3)      Once you have completed your comparison runs, write a short paper (2-3 pages, double-spaced) that summarizes your project in the following ways:

a)      Discuss how you solved the crossword-filling problem in some detail.  Include both how you set up the data structures necessary for the problem and how your algorithm proceeded.  Also indicate any coding / debugging issues you faced and how you resolved them.  If you were not able to get the program to work correctly, still include your approach and speculate as to what still needs to be corrected.

b)      Discuss the differences (if any) between the run-times of the program using the MyDictionary and the program using the DLB.  Include the (approximate) run-times for the programs for the various files in a table.  Include in this discussion an asymptotic analysis of the worst case run-time for each version of the program.  Some values to consider in this analysis may include:

i)        Number of  words in the dictionary

ii)       Number of characters in a word

iii)     Number of possible letters in a crossword location

iv)     Number of crossword locations in the puzzle

If you were unable to complete the crossword solving program, speculate (using some intelligent guessing) for the actual run-times, but still include the comparison in your paper.

4)      W SECTION ONLY: In addition to the paper requirements in 3) above, you must add a section that compares in detail the MyDictionary implementation of DictInterface to the DLB implementation.  Discuss how the data is stored, how a search is done, and how long this will take.  In particular, elaborate on how (if at all) the DLB is superior to the MyDictionary in testing for prefixes.

a)      Note: The paper will count more toward the overall project grade for the W section than for the regular section.  It will also be graded more strictly for spelling / grammar / etc. for the W section than for the regular section.  However, the W section paper will be evaluated, returned, revised and resubmitted before the overall paper grade is determined.

 

Important Notes:

Ø      Be sure to also complete Part A of this Assignment!

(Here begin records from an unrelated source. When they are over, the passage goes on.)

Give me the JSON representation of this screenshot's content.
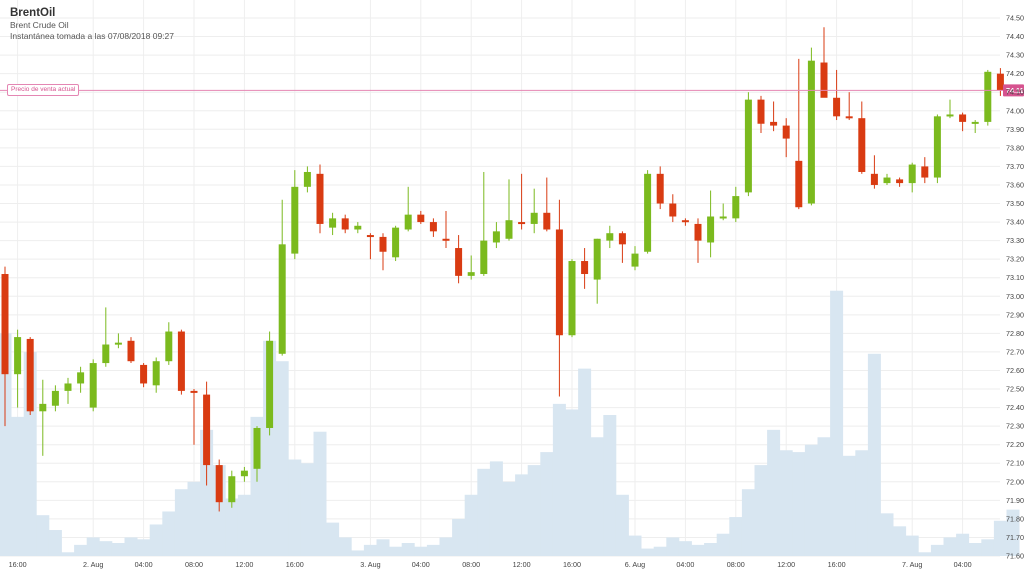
{
  "header": {
    "title": "BrentOil",
    "subtitle": "Brent Crude Oil",
    "snapshot": "Instantánea tomada a las 07/08/2018 09:27"
  },
  "current_price_label": "Precio de venta actual",
  "colors": {
    "up": "#7bba1e",
    "down": "#d93b12",
    "volume": "#d8e6f1",
    "grid": "#eeeeee",
    "price_line": "#e486b3",
    "price_badge": "#d6538f"
  },
  "chart_data": {
    "type": "candlestick",
    "ylim": [
      71.6,
      74.5
    ],
    "yticks": [
      71.6,
      71.7,
      71.8,
      71.9,
      72.0,
      72.1,
      72.2,
      72.3,
      72.4,
      72.5,
      72.6,
      72.7,
      72.8,
      72.9,
      73.0,
      73.1,
      73.2,
      73.3,
      73.4,
      73.5,
      73.6,
      73.7,
      73.8,
      73.9,
      74.0,
      74.1,
      74.2,
      74.3,
      74.4,
      74.5
    ],
    "ytick_labels": [
      "71.60",
      "71.70",
      "71.80",
      "71.90",
      "72.00",
      "72.10",
      "72.20",
      "72.30",
      "72.40",
      "72.50",
      "72.60",
      "72.70",
      "72.80",
      "72.90",
      "73.00",
      "73.10",
      "73.20",
      "73.30",
      "73.40",
      "73.50",
      "73.60",
      "73.70",
      "73.80",
      "73.90",
      "74.00",
      "74.10",
      "74.20",
      "74.30",
      "74.40",
      "74.50"
    ],
    "current_price": 74.11,
    "current_price_text": "74.11",
    "xtick_labels": [
      {
        "i": 1,
        "label": "16:00"
      },
      {
        "i": 7,
        "label": "2. Aug"
      },
      {
        "i": 11,
        "label": "04:00"
      },
      {
        "i": 15,
        "label": "08:00"
      },
      {
        "i": 19,
        "label": "12:00"
      },
      {
        "i": 23,
        "label": "16:00"
      },
      {
        "i": 29,
        "label": "3. Aug"
      },
      {
        "i": 33,
        "label": "04:00"
      },
      {
        "i": 37,
        "label": "08:00"
      },
      {
        "i": 41,
        "label": "12:00"
      },
      {
        "i": 45,
        "label": "16:00"
      },
      {
        "i": 50,
        "label": "6. Aug"
      },
      {
        "i": 54,
        "label": "04:00"
      },
      {
        "i": 58,
        "label": "08:00"
      },
      {
        "i": 62,
        "label": "12:00"
      },
      {
        "i": 66,
        "label": "16:00"
      },
      {
        "i": 72,
        "label": "7. Aug"
      },
      {
        "i": 76,
        "label": "04:00"
      }
    ],
    "candles": [
      [
        73.12,
        73.16,
        72.3,
        72.58
      ],
      [
        72.58,
        72.82,
        72.4,
        72.78
      ],
      [
        72.77,
        72.78,
        72.36,
        72.38
      ],
      [
        72.38,
        72.55,
        72.14,
        72.42
      ],
      [
        72.41,
        72.52,
        72.38,
        72.49
      ],
      [
        72.49,
        72.56,
        72.42,
        72.53
      ],
      [
        72.53,
        72.62,
        72.48,
        72.59
      ],
      [
        72.4,
        72.66,
        72.38,
        72.64
      ],
      [
        72.64,
        72.94,
        72.62,
        72.74
      ],
      [
        72.74,
        72.8,
        72.72,
        72.75
      ],
      [
        72.76,
        72.78,
        72.64,
        72.65
      ],
      [
        72.63,
        72.64,
        72.51,
        72.53
      ],
      [
        72.52,
        72.67,
        72.48,
        72.65
      ],
      [
        72.65,
        72.86,
        72.63,
        72.81
      ],
      [
        72.81,
        72.82,
        72.47,
        72.49
      ],
      [
        72.49,
        72.5,
        72.2,
        72.48
      ],
      [
        72.47,
        72.54,
        71.98,
        72.09
      ],
      [
        72.09,
        72.12,
        71.84,
        71.89
      ],
      [
        71.89,
        72.06,
        71.86,
        72.03
      ],
      [
        72.03,
        72.08,
        72.0,
        72.06
      ],
      [
        72.07,
        72.3,
        72.0,
        72.29
      ],
      [
        72.29,
        72.81,
        72.25,
        72.76
      ],
      [
        72.69,
        73.52,
        72.68,
        73.28
      ],
      [
        73.23,
        73.68,
        73.2,
        73.59
      ],
      [
        73.59,
        73.7,
        73.56,
        73.67
      ],
      [
        73.66,
        73.71,
        73.34,
        73.39
      ],
      [
        73.37,
        73.45,
        73.33,
        73.42
      ],
      [
        73.42,
        73.44,
        73.34,
        73.36
      ],
      [
        73.36,
        73.4,
        73.34,
        73.38
      ],
      [
        73.33,
        73.34,
        73.2,
        73.32
      ],
      [
        73.32,
        73.34,
        73.14,
        73.24
      ],
      [
        73.21,
        73.38,
        73.19,
        73.37
      ],
      [
        73.36,
        73.59,
        73.35,
        73.44
      ],
      [
        73.44,
        73.46,
        73.39,
        73.4
      ],
      [
        73.4,
        73.42,
        73.32,
        73.35
      ],
      [
        73.31,
        73.46,
        73.26,
        73.3
      ],
      [
        73.26,
        73.33,
        73.07,
        73.11
      ],
      [
        73.11,
        73.22,
        73.09,
        73.13
      ],
      [
        73.12,
        73.67,
        73.11,
        73.3
      ],
      [
        73.29,
        73.4,
        73.26,
        73.35
      ],
      [
        73.31,
        73.63,
        73.3,
        73.41
      ],
      [
        73.4,
        73.66,
        73.36,
        73.39
      ],
      [
        73.39,
        73.58,
        73.34,
        73.45
      ],
      [
        73.45,
        73.64,
        73.35,
        73.36
      ],
      [
        73.36,
        73.52,
        72.46,
        72.79
      ],
      [
        72.79,
        73.2,
        72.78,
        73.19
      ],
      [
        73.19,
        73.26,
        73.04,
        73.12
      ],
      [
        73.09,
        73.31,
        72.96,
        73.31
      ],
      [
        73.3,
        73.38,
        73.26,
        73.34
      ],
      [
        73.34,
        73.35,
        73.18,
        73.28
      ],
      [
        73.16,
        73.27,
        73.14,
        73.23
      ],
      [
        73.24,
        73.68,
        73.23,
        73.66
      ],
      [
        73.66,
        73.7,
        73.47,
        73.5
      ],
      [
        73.5,
        73.55,
        73.4,
        73.43
      ],
      [
        73.41,
        73.42,
        73.38,
        73.4
      ],
      [
        73.39,
        73.42,
        73.18,
        73.3
      ],
      [
        73.29,
        73.57,
        73.21,
        73.43
      ],
      [
        73.43,
        73.5,
        73.41,
        73.43
      ],
      [
        73.42,
        73.59,
        73.4,
        73.54
      ],
      [
        73.56,
        74.1,
        73.54,
        74.06
      ],
      [
        74.06,
        74.08,
        73.88,
        73.93
      ],
      [
        73.94,
        74.05,
        73.89,
        73.92
      ],
      [
        73.92,
        73.96,
        73.75,
        73.85
      ],
      [
        73.73,
        74.28,
        73.47,
        73.48
      ],
      [
        73.5,
        74.34,
        73.49,
        74.27
      ],
      [
        74.26,
        74.45,
        74.08,
        74.07
      ],
      [
        74.07,
        74.22,
        73.95,
        73.97
      ],
      [
        73.97,
        74.1,
        73.95,
        73.96
      ],
      [
        73.96,
        74.05,
        73.66,
        73.67
      ],
      [
        73.66,
        73.76,
        73.58,
        73.6
      ],
      [
        73.61,
        73.66,
        73.6,
        73.64
      ],
      [
        73.63,
        73.64,
        73.59,
        73.61
      ],
      [
        73.61,
        73.72,
        73.56,
        73.71
      ],
      [
        73.7,
        73.75,
        73.61,
        73.64
      ],
      [
        73.64,
        73.98,
        73.61,
        73.97
      ],
      [
        73.97,
        74.06,
        73.96,
        73.98
      ],
      [
        73.98,
        73.99,
        73.89,
        73.94
      ],
      [
        73.93,
        73.95,
        73.88,
        73.94
      ],
      [
        73.94,
        74.22,
        73.92,
        74.21
      ],
      [
        74.2,
        74.23,
        74.08,
        74.11
      ]
    ],
    "volume_levels": [
      72.8,
      72.35,
      72.7,
      71.82,
      71.74,
      71.62,
      71.66,
      71.7,
      71.68,
      71.67,
      71.7,
      71.69,
      71.77,
      71.84,
      71.96,
      72.0,
      72.28,
      72.09,
      71.91,
      71.93,
      72.35,
      72.76,
      72.65,
      72.12,
      72.1,
      72.27,
      71.78,
      71.7,
      71.63,
      71.66,
      71.69,
      71.65,
      71.67,
      71.65,
      71.66,
      71.7,
      71.8,
      71.93,
      72.07,
      72.11,
      72.0,
      72.04,
      72.09,
      72.16,
      72.42,
      72.39,
      72.61,
      72.24,
      72.36,
      71.93,
      71.71,
      71.64,
      71.65,
      71.7,
      71.68,
      71.66,
      71.67,
      71.72,
      71.81,
      71.96,
      72.09,
      72.28,
      72.17,
      72.16,
      72.2,
      72.24,
      73.03,
      72.14,
      72.17,
      72.69,
      71.83,
      71.76,
      71.71,
      71.62,
      71.66,
      71.7,
      71.72,
      71.67,
      71.69,
      71.79,
      71.85
    ]
  }
}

Ø      Be sure to thoroughly document your code.

Ø      This assignment was devised so that Part A and Part B could be implemented independently.  If you are unable to complete one part don't let that prevent you from completing the other.  Also, be sure to try each and submit something so that you can get some partial credit.

Ø      If you are interested in some extra credit for this assignment, here are some possibilities:

Ø      Create a third implementation of the DictInterface and compare its performance to that of the other two implementations.  One possibility is to use binary search of a sorted array.  However, searching for a prefix is tricky if binary search is used, so be careful with this approach (i.e. make sure it is correct).

Ø      Do more detailed analysis of the run-times of the two different DictInterface implementations.  Add timing to your program and do multiple runs to obtain (reasonably) accurate values of the actual run-times, and create a graph to show how the run-times increase as the crossword board size increases.

 



[1] If you were unable to get the crossword algorithm to work correctly, you need to test your DLB tree in some other way so that you can still get credit for it.  I recommend writing a simple test program to fill the dictionary, and then look up both words and prefixes to verify that your DLB works correctly.